Menanggapi Serikat Pekerja JICT, pengacara Lino pun melaporkan balik ke Bareskrim Polri. Sepuluh pekerja JICT dilaporkan atas dugaan melakukan pencemaran nama baik.
"Yang kita laporkan jelas termasuk yang melakukan demo ada di KPK, karena mereka mengatasnamakan Serikat Pekerja JICT. Mereka sudah mencaci maki, Pak Lino merugikan," kata dia.
Sebelumnya, sekitar 200 anggota Serikat Pekerja JICT melaporkan Lino ke KPK atas dugaan kasus korupsi.
"Dalam Surat Dewan Komisaris Pelindo II Nomor 68/DK/PI.II/III-2015 tanggal 23 Maret 2015 dinyatakan bahwa harga JICT setara dengan 854 juta dolar Amerika. Jadi, dengan uang penjualan Hutchison 215 juta dolar Amerika, maka sahamnya hanya 25 persen, bukan 49 persen seperti diusulkan Dirut Pelindo lewat konsultannya Deutsche Bank selama ini.
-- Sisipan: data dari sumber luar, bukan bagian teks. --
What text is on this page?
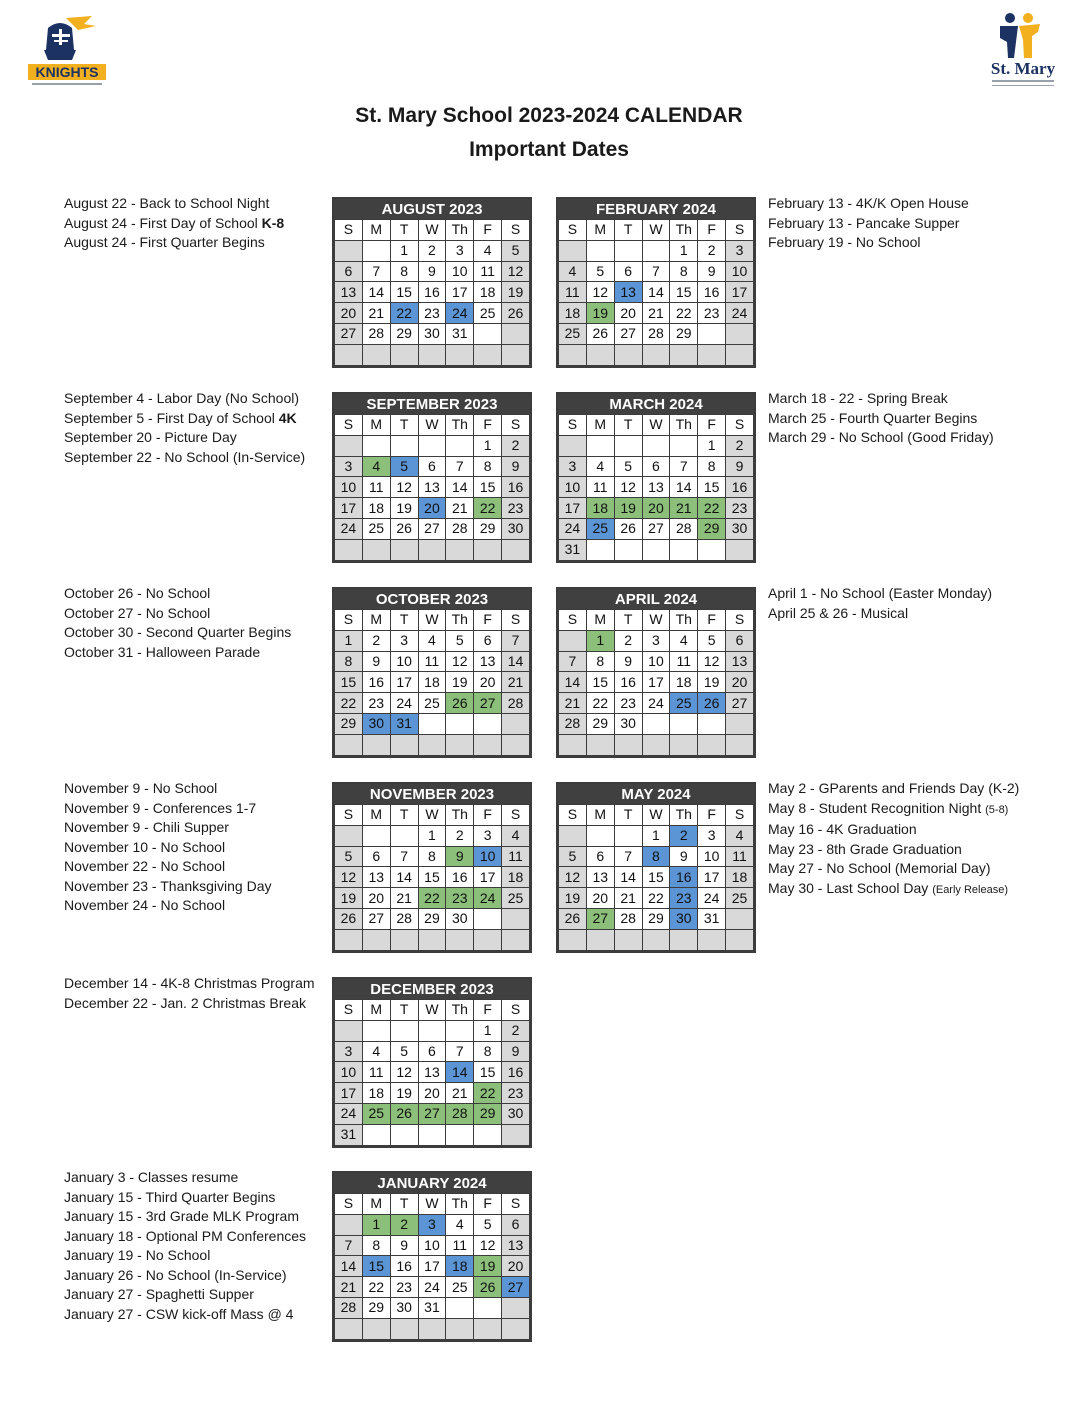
KNIGHTS	St. Mary
St. Mary School 2023-2024 CALENDAR
Important Dates
August 22 - Back to School Night
August 24 - First Day of School K-8
August 24 - First Quarter Begins
September 4 - Labor Day (No School)
September 5 - First Day of School 4K
September 20 - Picture Day
September 22 - No School (In-Service)
October 26 - No School
October 27 - No School
October 30 - Second Quarter Begins
October 31 - Halloween Parade
November 9 - No School
November 9 - Conferences 1-7
November 9 - Chili Supper
November 10 - No School
November 22 - No School
November 23 - Thanksgiving Day
November 24 - No School
December 14 - 4K-8 Christmas Program
December 22 - Jan. 2 Christmas Break
January 3 - Classes resume
January 15 - Third Quarter Begins
January 15 - 3rd Grade MLK Program
January 18 - Optional PM Conferences
January 19 - No School
January 26 - No School (In-Service)
January 27 - Spaghetti Supper
January 27 - CSW kick-off Mass @ 4
February 13 - 4K/K Open House
February 13 - Pancake Supper
February 19 - No School
March 18 - 22 - Spring Break
March 25 - Fourth Quarter Begins
March 29 - No School (Good Friday)
April 1 - No School (Easter Monday)
April 25 & 26 - Musical
May 2 - GParents and Friends Day (K-2)
May 8 - Student Recognition Night (5-8)
May 16 - 4K Graduation
May 23 - 8th Grade Graduation
May 27 - No School (Memorial Day)
May 30 - Last School Day (Early Release)
AUGUST 2023
S	M	T	W	Th	F	S
		1	2	3	4	5
6	7	8	9	10	11	12
13	14	15	16	17	18	19
20	21	22	23	24	25	26
27	28	29	30	31		

SEPTEMBER 2023
S	M	T	W	Th	F	S
					1	2
3	4	5	6	7	8	9
10	11	12	13	14	15	16
17	18	19	20	21	22	23
24	25	26	27	28	29	30

OCTOBER 2023
S	M	T	W	Th	F	S
1	2	3	4	5	6	7
8	9	10	11	12	13	14
15	16	17	18	19	20	21
22	23	24	25	26	27	28
29	30	31				

NOVEMBER 2023
S	M	T	W	Th	F	S
			1	2	3	4
5	6	7	8	9	10	11
12	13	14	15	16	17	18
19	20	21	22	23	24	25
26	27	28	29	30		

DECEMBER 2023
S	M	T	W	Th	F	S
					1	2
3	4	5	6	7	8	9
10	11	12	13	14	15	16
17	18	19	20	21	22	23
24	25	26	27	28	29	30
31						
JANUARY 2024
S	M	T	W	Th	F	S
	1	2	3	4	5	6
7	8	9	10	11	12	13
14	15	16	17	18	19	20
21	22	23	24	25	26	27
28	29	30	31			

FEBRUARY 2024
S	M	T	W	Th	F	S
				1	2	3
4	5	6	7	8	9	10
11	12	13	14	15	16	17
18	19	20	21	22	23	24
25	26	27	28	29		

MARCH 2024
S	M	T	W	Th	F	S
					1	2
3	4	5	6	7	8	9
10	11	12	13	14	15	16
17	18	19	20	21	22	23
24	25	26	27	28	29	30
31						
APRIL 2024
S	M	T	W	Th	F	S
	1	2	3	4	5	6
7	8	9	10	11	12	13
14	15	16	17	18	19	20
21	22	23	24	25	26	27
28	29	30				

MAY 2024
S	M	T	W	Th	F	S
			1	2	3	4
5	6	7	8	9	10	11
12	13	14	15	16	17	18
19	20	21	22	23	24	25
26	27	28	29	30	31	
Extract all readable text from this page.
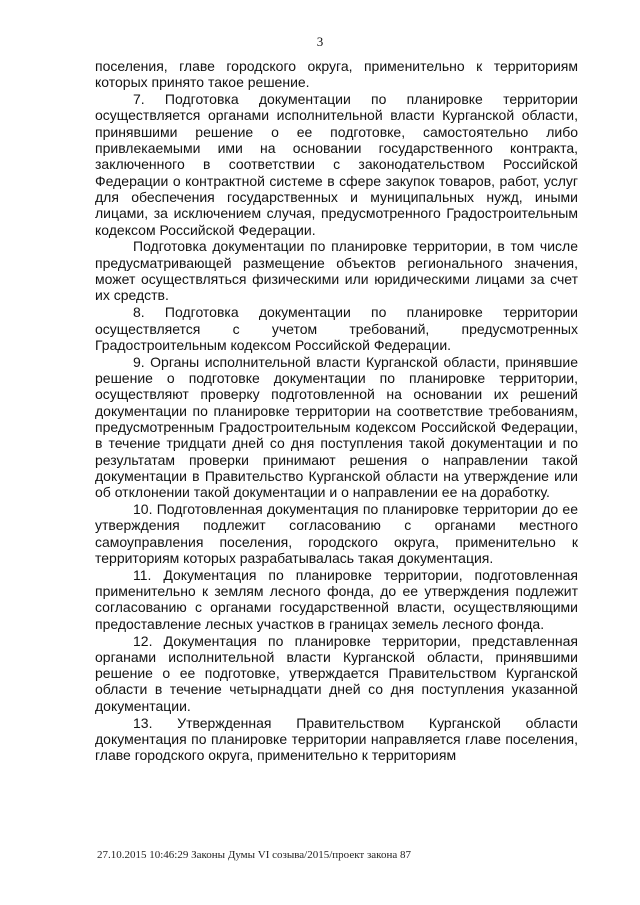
3

поселения, главе городского округа, применительно к территориям которых принято такое решение.

7. Подготовка документации по планировке территории осуществляется органами исполнительной власти Курганской области, принявшими решение о ее подготовке, самостоятельно либо привлекаемыми ими на основании государственного контракта, заключенного в соответствии с законодательством Российской Федерации о контрактной системе в сфере закупок товаров, работ, услуг для обеспечения государственных и муниципальных нужд, иными лицами, за исключением случая, предусмотренного Градостроительным кодексом Российской Федерации.

Подготовка документации по планировке территории, в том числе предусматривающей размещение объектов регионального значения, может осуществляться физическими или юридическими лицами за счет их средств.

8. Подготовка документации по планировке территории осуществляется с учетом требований, предусмотренных Градостроительным кодексом Российской Федерации.

9. Органы исполнительной власти Курганской области, принявшие решение о подготовке документации по планировке территории, осуществляют проверку подготовленной на основании их решений документации по планировке территории на соответствие требованиям, предусмотренным Градостроительным кодексом Российской Федерации, в течение тридцати дней со дня поступления такой документации и по результатам проверки принимают решения о направлении такой документации в Правительство Курганской области на утверждение или об отклонении такой документации и о направлении ее на доработку.

10. Подготовленная документация по планировке территории до ее утверждения подлежит согласованию с органами местного самоуправления поселения, городского округа, применительно к территориям которых разрабатывалась такая документация.

11. Документация по планировке территории, подготовленная применительно к землям лесного фонда, до ее утверждения подлежит согласованию с органами государственной власти, осуществляющими предоставление лесных участков в границах земель лесного фонда.

12. Документация по планировке территории, представленная органами исполнительной власти Курганской области, принявшими решение о ее подготовке, утверждается Правительством Курганской области в течение четырнадцати дней со дня поступления указанной документации.

13. Утвержденная Правительством Курганской области документация по планировке территории направляется главе поселения, главе городского округа, применительно к территориям

27.10.2015 10:46:29 Законы Думы VI созыва/2015/проект закона 87
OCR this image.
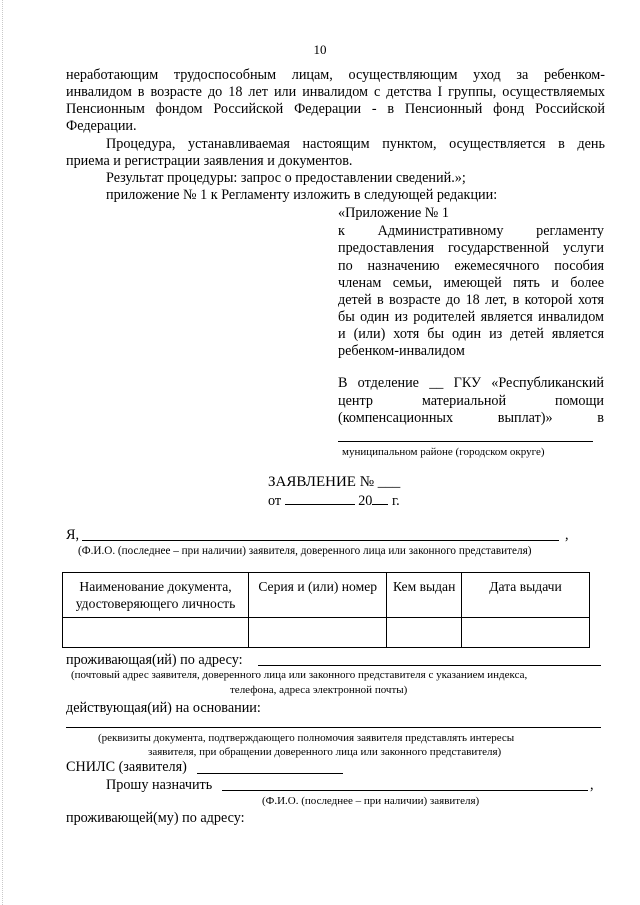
10
неработающим трудоспособным лицам, осуществляющим уход за ребенком-
инвалидом в возрасте до 18 лет или инвалидом с детства I группы, осуществляемых
Пенсионным фондом Российской Федерации - в Пенсионный фонд Российской
Федерации.
Процедура, устанавливаемая настоящим пунктом, осуществляется в день
приема и регистрации заявления и документов.
Результат процедуры: запрос о предоставлении сведений.»;
приложение № 1 к Регламенту изложить в следующей редакции:
«Приложение № 1
к Административному регламенту
предоставления государственной услуги
по назначению ежемесячного пособия
членам семьи, имеющей пять и более
детей в возрасте до 18 лет, в которой хотя
бы один из родителей является инвалидом
и (или) хотя бы один из детей является
ребенком-инвалидом
В отделение __ ГКУ «Республиканский
центр материальной помощи
(компенсационных выплат)» в
муниципальном районе (городском округе)
ЗАЯВЛЕНИЕ № ___
от	20 г.
Я,	,
(Ф.И.О. (последнее – при наличии) заявителя, доверенного лица или законного представителя)
Наименование документа, удостоверяющего личность	Серия и (или) номер	Кем выдан	Дата выдачи

проживающая(ий) по адресу:
(почтовый адрес заявителя, доверенного лица или законного представителя с указанием индекса,
телефона, адреса электронной почты)
действующая(ий) на основании:
(реквизиты документа, подтверждающего полномочия заявителя представлять интересы
заявителя, при обращении доверенного лица или законного представителя)
СНИЛС (заявителя)
Прошу назначить	,
(Ф.И.О. (последнее – при наличии) заявителя)
проживающей(му) по адресу:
Jika, saham Hutchison dipaksakan 49 persen, ada kerugian negara sebesar 212 juta dolar Amerika atau hampir sekitar Rp3 triliun," kata Ketua Serikat Pekerja JICT Nova Sofyan Hakim.
Menurut dia angka penjualan tersebut jauh lebih rendah dari nilai yang muncul pada 1999 ketika JICT pertamakali diprivatisasi, yakni 243 juta dolar AS dan jumlahnya setara dengan keuntungan JICT dalam dua tahun. Menurut dia ada potensi pendapatan Rp35 triliun yang hilang.
"Alibi soal market yang akan dibawa pergi HPH merupakan pembodohan publik. Kita semua tahu bahwa volume peti kemas ekspor impor ditentukan oleh perdagangan internasional antar Indonesia dengan negara lain, bukan operator asing seperti Hutchison," katanya.